Find maximun of $ f(z) = e^z - e $ in a rectangle

Question

$S$ is a rectangle with the vertices $\pm1$ and $\pm \pi i$, and $f(z) = e^z - e$. I need to find the maximum of $|f(z)|$ on $S$ and the points where it happens.
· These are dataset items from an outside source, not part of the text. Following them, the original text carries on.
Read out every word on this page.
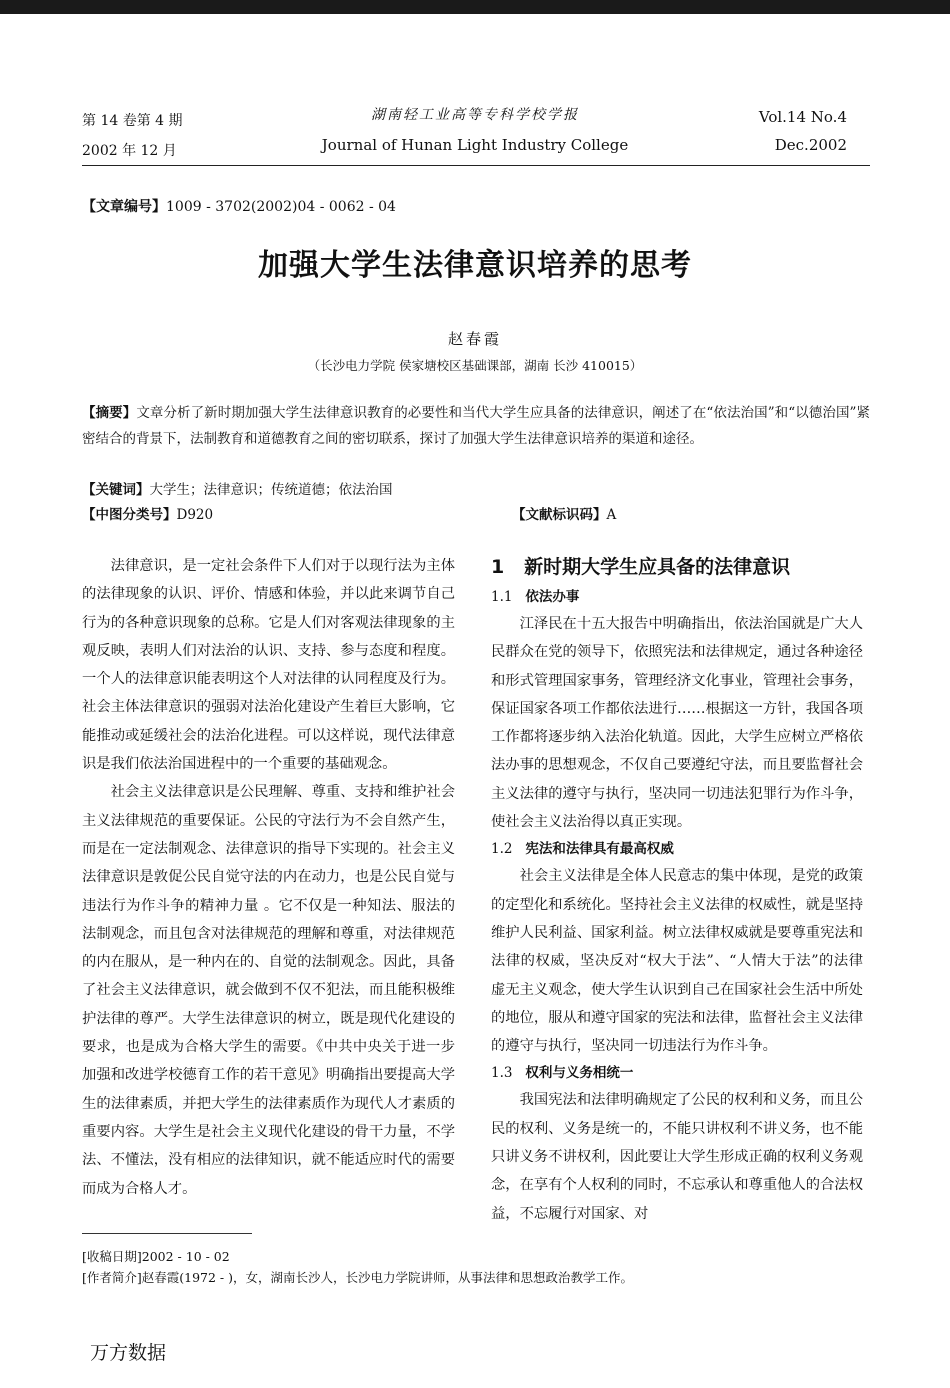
第 14 卷第 4 期
2002 年 12 月
湖南轻工业高等专科学校学报
Journal of Hunan Light Industry College
Vol.14 No.4
Dec.2002
【文章编号】1009 - 3702(2002)04 - 0062 - 04
加强大学生法律意识培养的思考
赵春霞
（长沙电力学院 侯家塘校区基础课部，湖南 长沙 410015）
【摘要】文章分析了新时期加强大学生法律意识教育的必要性和当代大学生应具备的法律意识，阐述了在“依法治国”和“以德治国”紧密结合的背景下，法制教育和道德教育之间的密切联系，探讨了加强大学生法律意识培养的渠道和途径。
【关键词】大学生；法律意识；传统道德；依法治国
【中图分类号】D920	【文献标识码】A

法律意识，是一定社会条件下人们对于以现行法为主体的法律现象的认识、评价、情感和体验，并以此来调节自己行为的各种意识现象的总称。它是人们对客观法律现象的主观反映，表明人们对法治的认识、支持、参与态度和程度。一个人的法律意识能表明这个人对法律的认同程度及行为。社会主体法律意识的强弱对法治化建设产生着巨大影响，它能推动或延缓社会的法治化进程。可以这样说，现代法律意识是我们依法治国进程中的一个重要的基础观念。

社会主义法律意识是公民理解、尊重、支持和维护社会主义法律规范的重要保证。公民的守法行为不会自然产生，而是在一定法制观念、法律意识的指导下实现的。社会主义法律意识是敦促公民自觉守法的内在动力，也是公民自觉与违法行为作斗争的精神力量 。它不仅是一种知法、服法的法制观念，而且包含对法律规范的理解和尊重，对法律规范的内在服从，是一种内在的、自觉的法制观念。因此，具备了社会主义法律意识，就会做到不仅不犯法，而且能积极维护法律的尊严。大学生法律意识的树立，既是现代化建设的要求，也是成为合格大学生的需要。《中共中央关于进一步加强和改进学校德育工作的若干意见》明确指出要提高大学生的法律素质，并把大学生的法律素质作为现代人才素质的重要内容。大学生是社会主义现代化建设的骨干力量，不学法、不懂法，没有相应的法律知识，就不能适应时代的需要而成为合格人才。

1 新时期大学生应具备的法律意识
1.1 依法办事

江泽民在十五大报告中明确指出，依法治国就是广大人民群众在党的领导下，依照宪法和法律规定，通过各种途径和形式管理国家事务，管理经济文化事业，管理社会事务，保证国家各项工作都依法进行……根据这一方针，我国各项工作都将逐步纳入法治化轨道。因此，大学生应树立严格依法办事的思想观念，不仅自己要遵纪守法，而且要监督社会主义法律的遵守与执行，坚决同一切违法犯罪行为作斗争，使社会主义法治得以真正实现。

1.2 宪法和法律具有最高权威

社会主义法律是全体人民意志的集中体现，是党的政策的定型化和系统化。坚持社会主义法律的权威性，就是坚持维护人民利益、国家利益。树立法律权威就是要尊重宪法和法律的权威，坚决反对“权大于法”、“人情大于法”的法律虚无主义观念，使大学生认识到自己在国家社会生活中所处的地位，服从和遵守国家的宪法和法律，监督社会主义法律的遵守与执行，坚决同一切违法行为作斗争。

1.3 权利与义务相统一

我国宪法和法律明确规定了公民的权利和义务，而且公民的权利、义务是统一的，不能只讲权利不讲义务，也不能只讲义务不讲权利，因此要让大学生形成正确的权利义务观念，在享有个人权利的同时，不忘承认和尊重他人的合法权益，不忘履行对国家、对

[收稿日期]2002 - 10 - 02
[作者简介]赵春霞(1972 - )，女，湖南长沙人，长沙电力学院讲师，从事法律和思想政治教学工作。
万方数据
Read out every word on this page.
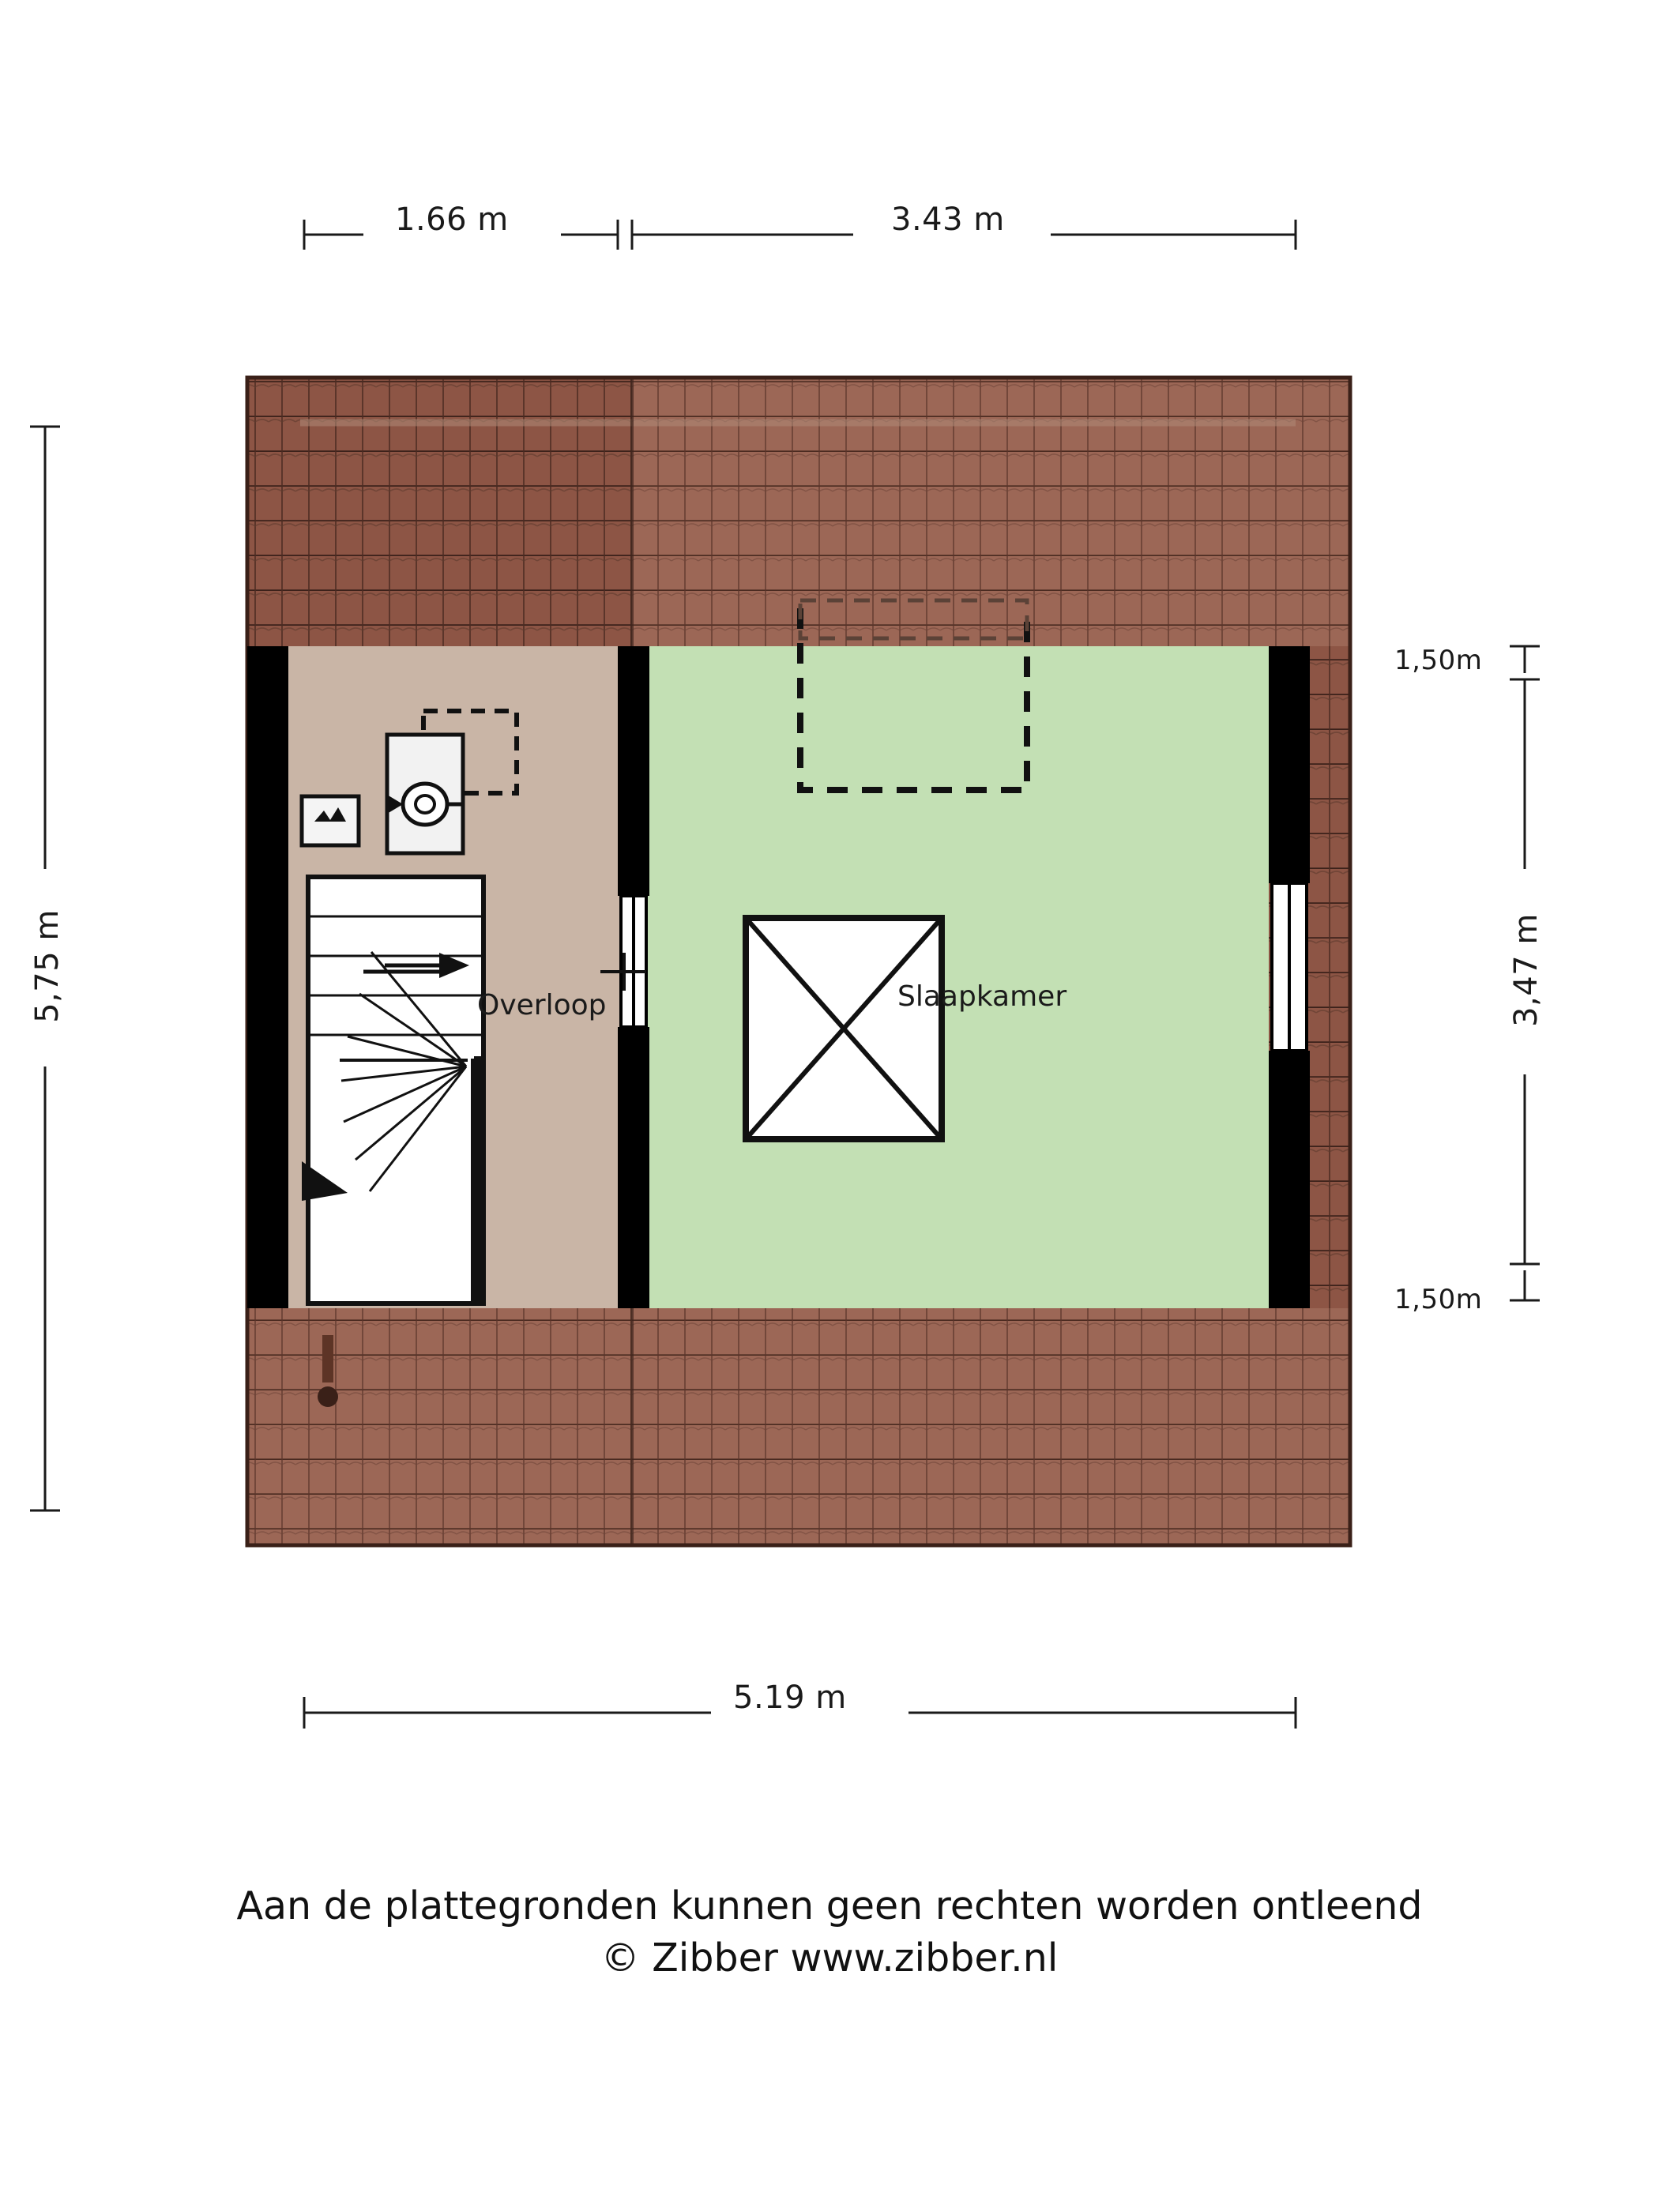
1.66 m	3.43 m
5,75 m	3,47 m
1,50m
1,50m
5.19 m
Overloop	Slaapkamer
Aan de plattegronden kunnen geen rechten worden ontleend
© Zibber www.zibber.nl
I know the maximum appears on the rectangle itself but how do I find it?

Thanks.

Answer 1

Let $z=x+iy$. Then,

$$|e^z-e|^2= (e^z-e) (e^{\bar{z}}-e)=e^{2x}-2e^{x+1}\cos y + e^2=(e^x+e)^2-4e^{x+1}\cos^2\frac y2$$

Note that, for any given $x$,

$$|e^z-e|^2 \le (e^x+e)^2$$

where the equality is at $\cos\frac y2 = 0$, or $y=\pm\pi$. Moreover, recognize that the maximum value of $e^x+e$ occurs when $x=1$. Thus, the maximum of $f(z)$ is

$$f(1\pm\pi i) = e+e = 2e$$

Answer 2

HINT

Here is one approach. Parameterize each of the four sides of $S$. For example, the first side goes from $1$ to $\pi i$, so you have $z(t) = (1-t) + \pi ti$ for $t \in [0,1]$.

Now compute $|e^{z(t)}-e|$ as a function of $t$ using Euler's Theorem, for example, and maximize over $t$ in regular 1-variable optimization.

Then do this for all 4 sides (or use symmetry to make your work shorter).